The journalist looked doubtful. 'Now, Professor, he said, 'tell me this. Is it a fact that you have refused to take any fee for the work you are doing, if you don't mind my asking?

'It is not, said Professor Silenus.

'Peer's Sister‑in‑Law Mansion Builder on Future of Architecture, thought the journalist happily. 'Will machines live in houses? Amazing forecast of Professor-Architect.

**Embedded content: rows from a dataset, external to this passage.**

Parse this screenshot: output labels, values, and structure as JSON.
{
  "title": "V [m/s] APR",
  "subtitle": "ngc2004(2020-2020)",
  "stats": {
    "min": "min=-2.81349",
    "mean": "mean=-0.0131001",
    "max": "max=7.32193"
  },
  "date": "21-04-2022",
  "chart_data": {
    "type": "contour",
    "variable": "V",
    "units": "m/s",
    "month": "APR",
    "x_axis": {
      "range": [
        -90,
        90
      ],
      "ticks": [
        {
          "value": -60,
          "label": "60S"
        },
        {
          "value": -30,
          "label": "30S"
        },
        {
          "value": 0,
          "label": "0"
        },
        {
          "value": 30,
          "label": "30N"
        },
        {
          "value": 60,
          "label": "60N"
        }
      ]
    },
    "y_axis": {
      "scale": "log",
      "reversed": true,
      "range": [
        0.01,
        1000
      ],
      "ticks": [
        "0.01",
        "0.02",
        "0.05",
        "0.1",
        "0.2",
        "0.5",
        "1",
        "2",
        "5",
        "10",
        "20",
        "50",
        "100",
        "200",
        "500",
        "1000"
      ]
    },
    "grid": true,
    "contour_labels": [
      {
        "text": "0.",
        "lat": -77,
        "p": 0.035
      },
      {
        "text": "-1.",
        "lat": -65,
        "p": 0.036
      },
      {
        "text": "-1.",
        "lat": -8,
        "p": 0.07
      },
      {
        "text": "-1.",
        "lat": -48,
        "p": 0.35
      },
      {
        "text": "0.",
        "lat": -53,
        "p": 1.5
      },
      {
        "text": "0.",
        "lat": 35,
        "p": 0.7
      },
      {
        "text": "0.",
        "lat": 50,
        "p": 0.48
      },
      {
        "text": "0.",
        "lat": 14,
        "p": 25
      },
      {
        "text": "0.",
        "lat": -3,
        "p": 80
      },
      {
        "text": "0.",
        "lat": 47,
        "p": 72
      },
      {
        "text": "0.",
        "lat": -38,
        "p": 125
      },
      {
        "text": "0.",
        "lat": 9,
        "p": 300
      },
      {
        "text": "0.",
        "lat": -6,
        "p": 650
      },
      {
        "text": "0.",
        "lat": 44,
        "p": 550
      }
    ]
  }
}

Professor Silenus watched the reporter disappear down the drive and then, taking a biscuit from his pocket, began to munch.

'I suppose there ought to be a staircase, he said gloomily. 'Why can't the creatures stay in one place? Up and down, in and out, round and round! Why can't they sit still and work? Do dynamos require staircases? Do monkeys require houses? What an immature, self-destructive, antiquated mischief is man! How obscure and gross his prancing and chattering on his little stage of evolution! How loathsome and beyond words boring all the thoughts and self‑approval of his biological by-product! this half‑formed, ill‑conditioned body! this erratic, maladjusted mechanism of his soul: on one side the harmonious instincts and balanced responses of the animal, on the other the inflexible purpose of the engine, and between them man, equally alien from the being of Nature and the doing of the machine, the vile becoming!

Two hours later the foreman in charge of the concrete-mixer came to consult with the Professor. He had not moved from where the journalist had left him; his fawn-like eyes were fixed and inexpressive, and the hand which had held the biscuit still rose and fell to and from his mouth with a regular motion, while his empty jaws champed rhythmically; otherwise he was wholly immobile.